Взяться за ум и за поиски ответа на вопрос: «быть или не быть» не в теоретическом аспекте, а в сугубо практической, материальной сфере стал тревожный звоночек проявившейся во кратковременной потере памяти, которое случилось внезапно, но к превеликой удаче в присутствии единственного человека, от которого не было никаких тайн, коим естественно был Сандро. Мы с Академиком занимались государственными делами, сиречь азартно спорили по каждому вопросу поглощая в немереных количествах крепчайший кофе, разбавляя оный коньяком сугубо в гомеопатических дозах, не превышающих трети объёма чашки. Внезапно, я запнулся на полуслове и понял, что я ничего не помню о событиях последних нескольких часов, включая цель и итоги наших дебатов. Сие пренеприятнейшее состояние длилось несколько минут, но они показались мне вечностью. К счастью, мой учитель молниеносно сориентировался и стал немедленно действовать, подняв в ружьё всех слуг и охрану. Меня мгновенно освободили от мундира и переместили в горизонтальное положение, а через четверть часа, дежурный лейб-медик украсил мои августейшее лицо и грудь причудливым узором из отборных пиявок. После всех процедур, мне не позволили встать, с чем совершенно не хотелось спорить и незаметно я заснул. А на следящий день, после утреннего туалета, мне пришлось пройти беспощадную медицинскую диспансеризацию, организованную как говорится по месту проживания, а потом и терапии по методике уже успевшему стать профессором Ижевского.
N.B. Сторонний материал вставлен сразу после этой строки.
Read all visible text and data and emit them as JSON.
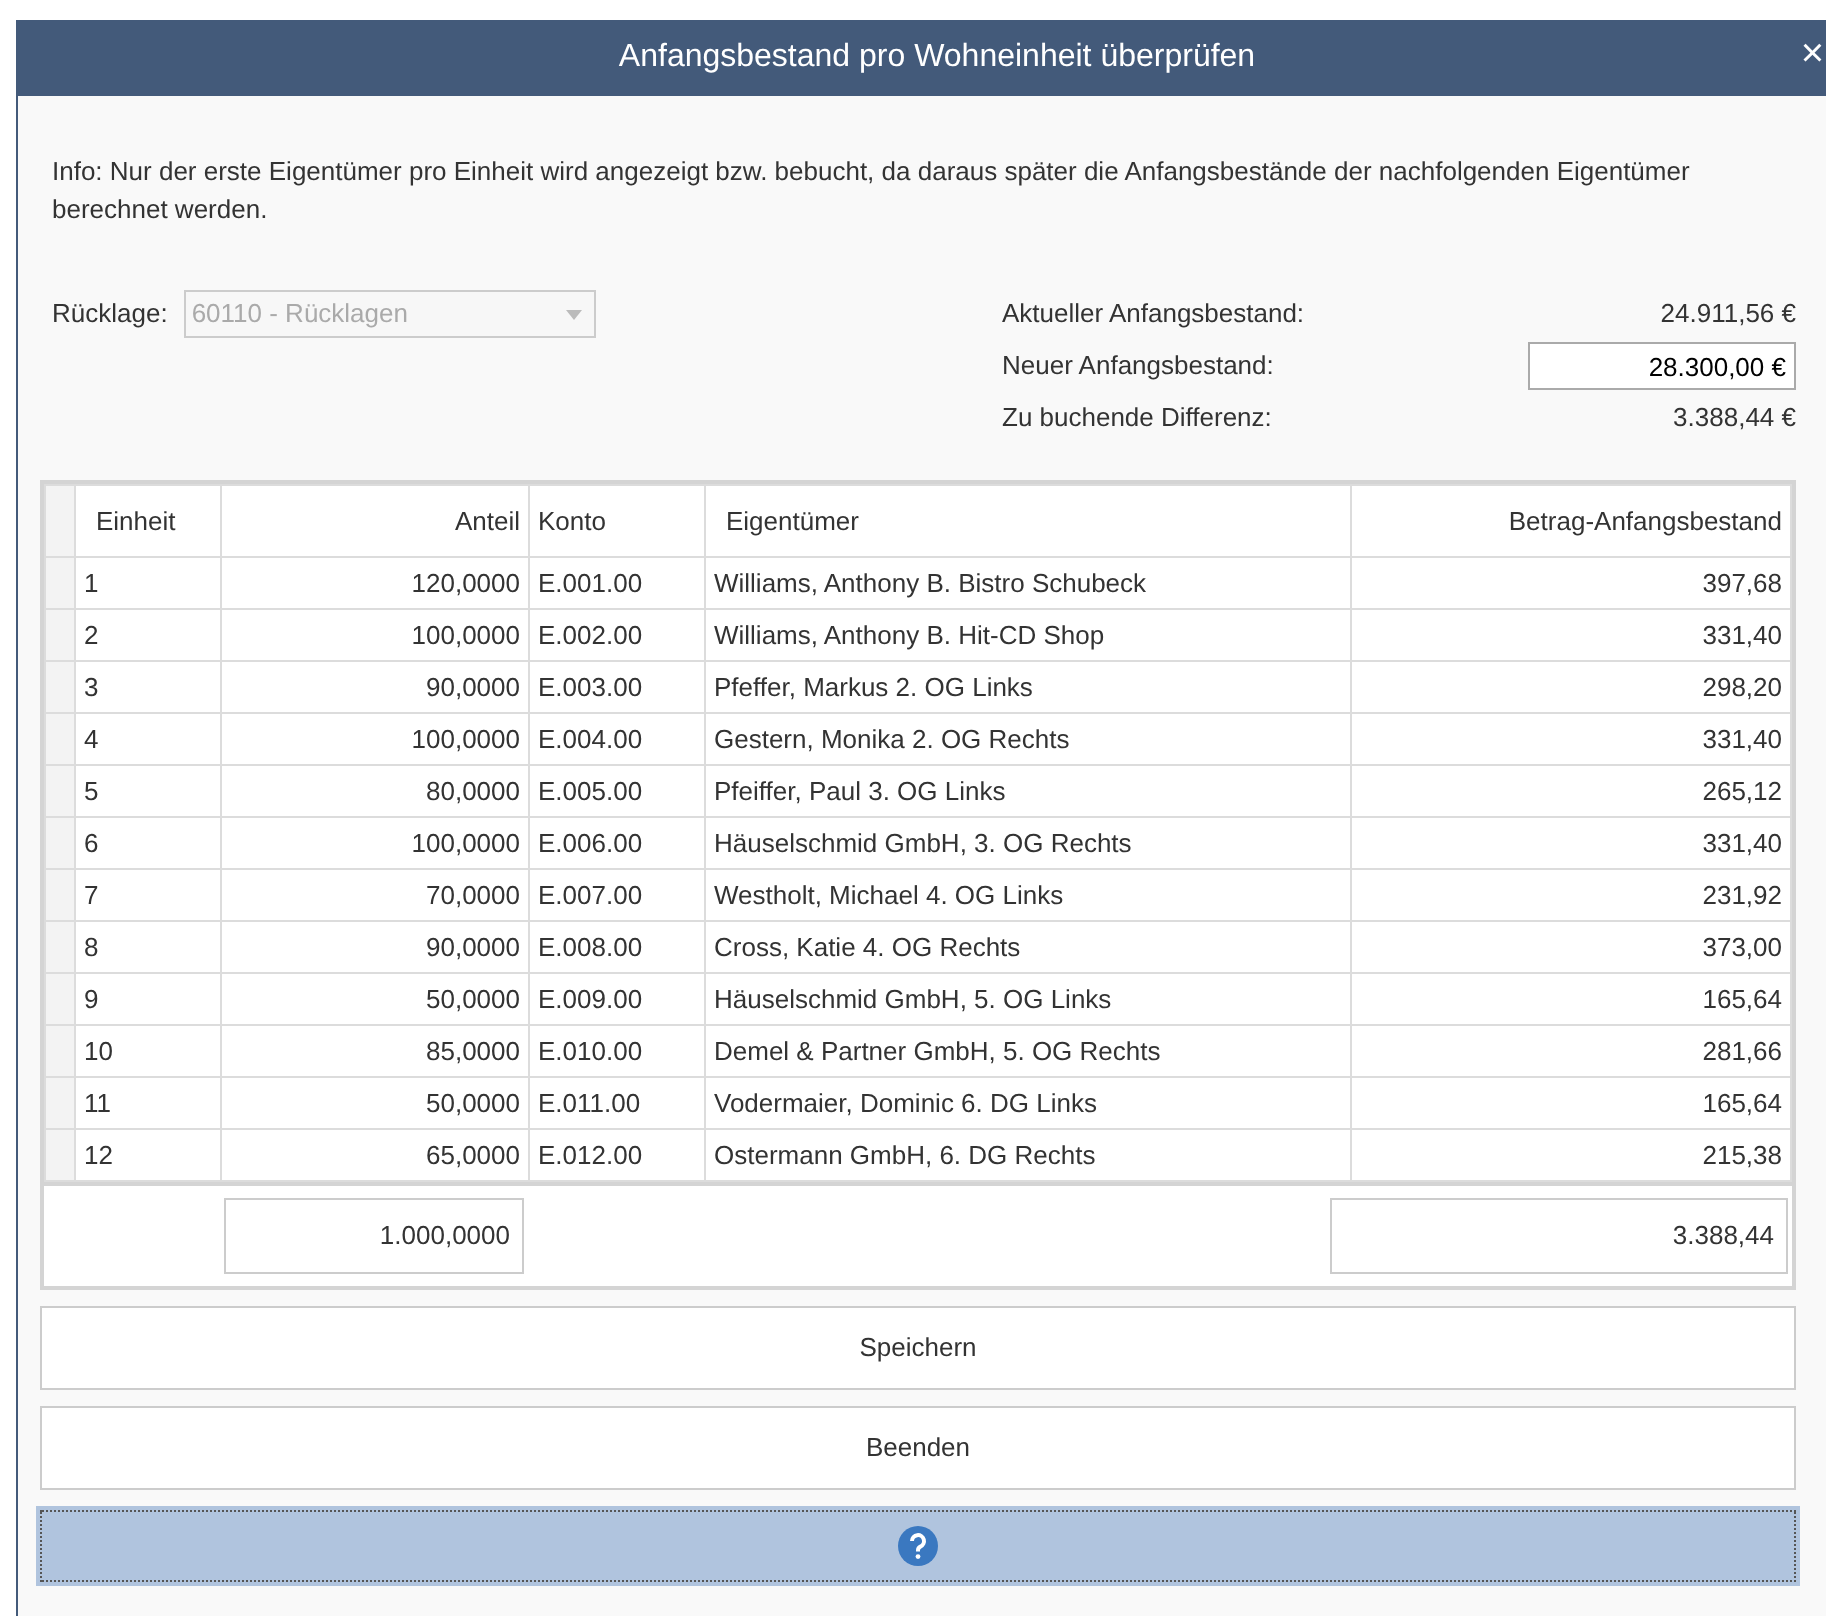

Всё это время круговую оборону держали супруга и Сандро при деятельной поддержке Витте. Начальника охраны Ольга Фёдоровна настоятельно попросила не пускать никого, кроме тех, кто задействован в моём лечении, а академик, ласково улыбаясь пообещал лично пристрелить любую постороннюю особу, коя приблизится к комнатам Государя, а виновных в сем упущении караульных посадить на кол и объявил о введении в сем здании режима осадного положения. Единственное исключение было сделано для графа Воронцова-Дашкова, ибо помощь человека, отвечающего за безопасность Империи от врагов и наиболее опасных её «друзей» и «союзников» была необходима. То, что служивые прислушались к сим пожеланиям и прониклись текущим моментом, вскоре получило весомое доказательство. Лишь своевременное вмешательство Императрицы Всероссийской позволили уладить небольшое недоразумение между Цесаревичем Николаем Михайловичем и моей охраной на стадии между предупредительным выстрелом и открытием огня на поражение.